Psychologist led field of assessing school violence
Retiring after 29 years in SCS
Five years after two students opened fire on their classmates in Westside Middle School near Jonesboro, Arkansas, and four years after the horrific assault on Columbine High School in Colorado, Dr. Ken Strong was leading the startup threat assessment team in Memphis City Schools.
The idea was to delve into the mind of every student who brought a weapon to school, threatened to shoot a teacher or made a list of students they intended to hurt. School districts across the nation were doing the same as they tried to assess what kinds of behavior — and intent — posed real threats to schools.
On Tuesday, Strong, 66, will retire after 29 years in Shelby County Schools’ mental health department — 12 of them as supervising psychologist of the four-person team that has been called 250-300 times a year to assess threats and the children who made them.
He’s tired, both by the trauma of what he has seen and the enormous tide of suffering, mental and otherwise, he fears schools can never adequately address.
“It’s hard to get the (school) system to pay attention. It’s hard not to be marginalized. It’s hard when all the focus is on academic achievement. People are only now beginning to recognize the elephant in the room is
that you can’t teach anybody who is so preoccupied with their own safety and that of others,” Strong said.
While he understands the pressure schools are under, his message is that it can’t be done.
“It’s not possible. It’s ludicrous,” he said.
He’s also concerned that young people with serious problems are being put together in alternative schools and expected somehow, he said, to “reinforce anything but negative behavior.
“It flies in the face of everything we know about adolescent or, for that matter, human behavior in general,” said Strong, who is returning to his private psychology practice and will be consulting with other school districts and agencies on threat assessment. “That’s a different conversation, but it needs to be had.”
Strong founded the district’s risk assessment team and gave it national renown. He was one of 12 experts, including members of the FBI and Secret Service, who in 2012 revised guidelines for how school officials evaluate people whose behavior suggests they are capable of serious harm.
The former MCS — and now SCS — is one of a handful of districts in the nation that gets state funding to offer a stand-alone mental health clinic.
“Memphis City Schools was the first recipient of the joint award given by the National Association of School Psychologists and the division of school psychologists in the American Psychological Association (in 1989),” said Dr. Tom Fagan, professor of psychology at the University of Memphis.
Over the years, he has placed dozens of graduate students under Strong’s supervision so they could watch how he managed crisis. “I will miss his contribution. Ken is very practical and very thorough in his understanding of crisis situations. He can talk to students, parents and teachers and understand their point of view in very difficult situations.”
SCS is one of a few school districts with experts assigned specifically to threat assessment. Strong’s been the go-to guy in Tennessee for school districts wanting to learn more about the work.
His work in Shelby County Schools put him in touch with violence in children as young as 5 or 6 years old.
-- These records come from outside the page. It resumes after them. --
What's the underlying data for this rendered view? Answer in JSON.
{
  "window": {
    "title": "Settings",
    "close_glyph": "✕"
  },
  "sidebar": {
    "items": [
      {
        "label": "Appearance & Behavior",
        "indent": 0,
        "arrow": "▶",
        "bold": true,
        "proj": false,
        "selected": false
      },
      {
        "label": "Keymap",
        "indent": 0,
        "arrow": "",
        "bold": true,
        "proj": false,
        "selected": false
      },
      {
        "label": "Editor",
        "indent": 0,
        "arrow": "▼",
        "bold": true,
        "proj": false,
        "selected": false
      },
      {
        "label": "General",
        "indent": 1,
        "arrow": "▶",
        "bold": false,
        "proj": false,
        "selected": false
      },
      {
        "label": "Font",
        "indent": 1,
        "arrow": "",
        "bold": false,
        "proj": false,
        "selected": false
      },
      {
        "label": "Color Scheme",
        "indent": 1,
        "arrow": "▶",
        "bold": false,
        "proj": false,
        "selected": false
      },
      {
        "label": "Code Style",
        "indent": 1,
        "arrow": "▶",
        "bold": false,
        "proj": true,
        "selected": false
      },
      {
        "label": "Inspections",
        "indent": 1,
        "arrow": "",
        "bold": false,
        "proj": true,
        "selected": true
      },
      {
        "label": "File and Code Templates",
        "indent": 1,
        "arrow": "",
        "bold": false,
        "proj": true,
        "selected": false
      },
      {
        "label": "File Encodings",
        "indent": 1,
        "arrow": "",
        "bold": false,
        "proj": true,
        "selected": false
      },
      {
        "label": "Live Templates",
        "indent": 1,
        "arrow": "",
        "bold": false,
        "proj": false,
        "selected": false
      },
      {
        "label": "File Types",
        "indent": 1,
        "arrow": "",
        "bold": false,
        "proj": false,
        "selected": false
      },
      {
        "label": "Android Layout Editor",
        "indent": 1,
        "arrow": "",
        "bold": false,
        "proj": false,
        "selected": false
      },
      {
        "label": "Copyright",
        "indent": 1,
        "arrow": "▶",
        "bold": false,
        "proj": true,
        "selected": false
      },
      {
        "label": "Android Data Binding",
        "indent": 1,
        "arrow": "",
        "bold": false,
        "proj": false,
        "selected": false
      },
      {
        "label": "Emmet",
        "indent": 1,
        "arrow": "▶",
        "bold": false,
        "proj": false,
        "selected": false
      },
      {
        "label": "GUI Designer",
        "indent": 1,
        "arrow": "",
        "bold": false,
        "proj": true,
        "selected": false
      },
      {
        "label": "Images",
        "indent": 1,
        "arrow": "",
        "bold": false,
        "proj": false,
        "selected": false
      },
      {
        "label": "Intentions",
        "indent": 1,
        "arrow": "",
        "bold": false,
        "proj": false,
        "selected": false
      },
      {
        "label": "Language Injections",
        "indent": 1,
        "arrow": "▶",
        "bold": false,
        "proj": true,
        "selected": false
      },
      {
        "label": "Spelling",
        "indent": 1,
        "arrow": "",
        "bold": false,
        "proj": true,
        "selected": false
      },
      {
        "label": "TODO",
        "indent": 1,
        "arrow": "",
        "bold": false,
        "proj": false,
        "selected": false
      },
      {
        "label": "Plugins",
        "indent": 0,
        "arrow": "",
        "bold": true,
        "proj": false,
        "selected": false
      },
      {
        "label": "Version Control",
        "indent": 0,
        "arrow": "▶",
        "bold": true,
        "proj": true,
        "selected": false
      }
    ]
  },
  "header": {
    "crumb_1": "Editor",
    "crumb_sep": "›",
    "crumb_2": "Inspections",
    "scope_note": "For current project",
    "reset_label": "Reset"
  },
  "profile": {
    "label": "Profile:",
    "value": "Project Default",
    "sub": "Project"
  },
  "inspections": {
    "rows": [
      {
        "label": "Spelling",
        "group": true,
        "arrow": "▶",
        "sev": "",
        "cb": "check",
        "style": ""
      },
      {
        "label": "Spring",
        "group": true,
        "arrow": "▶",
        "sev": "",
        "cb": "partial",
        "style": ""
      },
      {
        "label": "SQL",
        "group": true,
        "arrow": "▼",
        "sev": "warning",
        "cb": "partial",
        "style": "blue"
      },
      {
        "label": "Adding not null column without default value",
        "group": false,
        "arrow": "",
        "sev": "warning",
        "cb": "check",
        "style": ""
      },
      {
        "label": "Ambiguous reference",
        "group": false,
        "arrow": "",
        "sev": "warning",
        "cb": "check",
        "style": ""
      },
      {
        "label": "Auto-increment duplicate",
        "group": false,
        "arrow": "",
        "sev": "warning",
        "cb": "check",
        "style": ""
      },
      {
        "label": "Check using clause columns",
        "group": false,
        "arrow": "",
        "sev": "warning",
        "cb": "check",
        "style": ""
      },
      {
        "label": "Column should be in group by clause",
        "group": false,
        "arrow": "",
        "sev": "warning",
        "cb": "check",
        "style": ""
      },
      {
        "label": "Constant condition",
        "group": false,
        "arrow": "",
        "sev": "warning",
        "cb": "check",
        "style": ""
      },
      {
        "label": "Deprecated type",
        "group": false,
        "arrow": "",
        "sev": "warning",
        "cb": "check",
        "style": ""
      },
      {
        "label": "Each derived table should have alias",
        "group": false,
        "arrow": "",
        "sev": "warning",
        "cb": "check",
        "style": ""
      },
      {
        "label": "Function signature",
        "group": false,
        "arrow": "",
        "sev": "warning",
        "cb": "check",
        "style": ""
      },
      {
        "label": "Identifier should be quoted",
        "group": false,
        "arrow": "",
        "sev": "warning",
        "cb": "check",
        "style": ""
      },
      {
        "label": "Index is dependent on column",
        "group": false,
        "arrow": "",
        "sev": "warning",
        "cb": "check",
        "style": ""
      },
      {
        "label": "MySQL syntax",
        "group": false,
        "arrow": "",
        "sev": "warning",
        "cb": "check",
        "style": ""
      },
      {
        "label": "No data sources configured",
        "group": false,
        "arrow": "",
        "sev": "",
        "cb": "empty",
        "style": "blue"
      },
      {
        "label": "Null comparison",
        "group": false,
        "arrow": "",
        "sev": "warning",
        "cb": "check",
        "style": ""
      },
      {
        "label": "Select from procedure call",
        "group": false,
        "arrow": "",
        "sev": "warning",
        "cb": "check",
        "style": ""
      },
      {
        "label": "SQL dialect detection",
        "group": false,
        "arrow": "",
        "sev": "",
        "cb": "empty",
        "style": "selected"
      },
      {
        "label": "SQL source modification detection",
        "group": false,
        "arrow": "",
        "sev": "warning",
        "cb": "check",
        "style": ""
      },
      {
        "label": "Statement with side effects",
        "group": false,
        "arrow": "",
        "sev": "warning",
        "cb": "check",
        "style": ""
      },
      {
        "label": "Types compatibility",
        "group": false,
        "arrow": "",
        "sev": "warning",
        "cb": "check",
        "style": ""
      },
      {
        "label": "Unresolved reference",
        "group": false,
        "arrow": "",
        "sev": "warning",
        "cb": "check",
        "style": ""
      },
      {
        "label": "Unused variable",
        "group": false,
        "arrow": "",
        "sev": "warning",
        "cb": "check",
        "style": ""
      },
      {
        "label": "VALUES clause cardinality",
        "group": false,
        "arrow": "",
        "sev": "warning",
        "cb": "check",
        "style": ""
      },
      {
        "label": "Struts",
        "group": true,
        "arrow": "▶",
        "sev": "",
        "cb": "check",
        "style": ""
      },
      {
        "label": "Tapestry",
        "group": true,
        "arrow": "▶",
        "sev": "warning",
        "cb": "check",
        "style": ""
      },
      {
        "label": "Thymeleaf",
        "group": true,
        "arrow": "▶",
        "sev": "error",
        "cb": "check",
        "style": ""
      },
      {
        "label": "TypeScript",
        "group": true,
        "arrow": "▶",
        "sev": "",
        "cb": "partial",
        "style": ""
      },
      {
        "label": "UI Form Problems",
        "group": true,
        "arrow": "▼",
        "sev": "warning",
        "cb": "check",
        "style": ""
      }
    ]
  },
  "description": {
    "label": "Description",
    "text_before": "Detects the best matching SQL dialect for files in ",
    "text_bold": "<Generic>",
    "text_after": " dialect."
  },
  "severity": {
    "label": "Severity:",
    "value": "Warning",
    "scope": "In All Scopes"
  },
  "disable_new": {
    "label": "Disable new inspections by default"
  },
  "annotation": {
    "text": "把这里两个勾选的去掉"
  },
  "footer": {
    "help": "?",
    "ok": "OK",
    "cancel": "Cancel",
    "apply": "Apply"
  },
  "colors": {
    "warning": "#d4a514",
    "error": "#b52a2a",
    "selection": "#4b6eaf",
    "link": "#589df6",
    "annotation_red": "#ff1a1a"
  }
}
“The first thing we do is make some determination about whether the situation really constitutes what is considered a substantive threat — some evidence that the student intends harm beyond the incident in question,” Strong said.
He’s deeply concerned that with the merger of the city and county system, referrals for risk assessment dropped “dramatically,” a low of 79 last year, largely because of changes in disciplinary procedures and related policies that resulted in some students being assigned to alternative schools without having been assessed.
Revisions to school board policies that Strong says should resolve most of those problems were approved on first reading last week. Strong has been pushing for the changes for more than two years.
“Now, it depends on an alternative school to say, ‘Whoa, we can’t place this student until you are seen by the threat assessment team.’ That has been such a change, such a dramatic change. It’s been difficult to make it work consistently, so a lot of kids have slipped through the cracks, which makes me not sleep nights,” he said.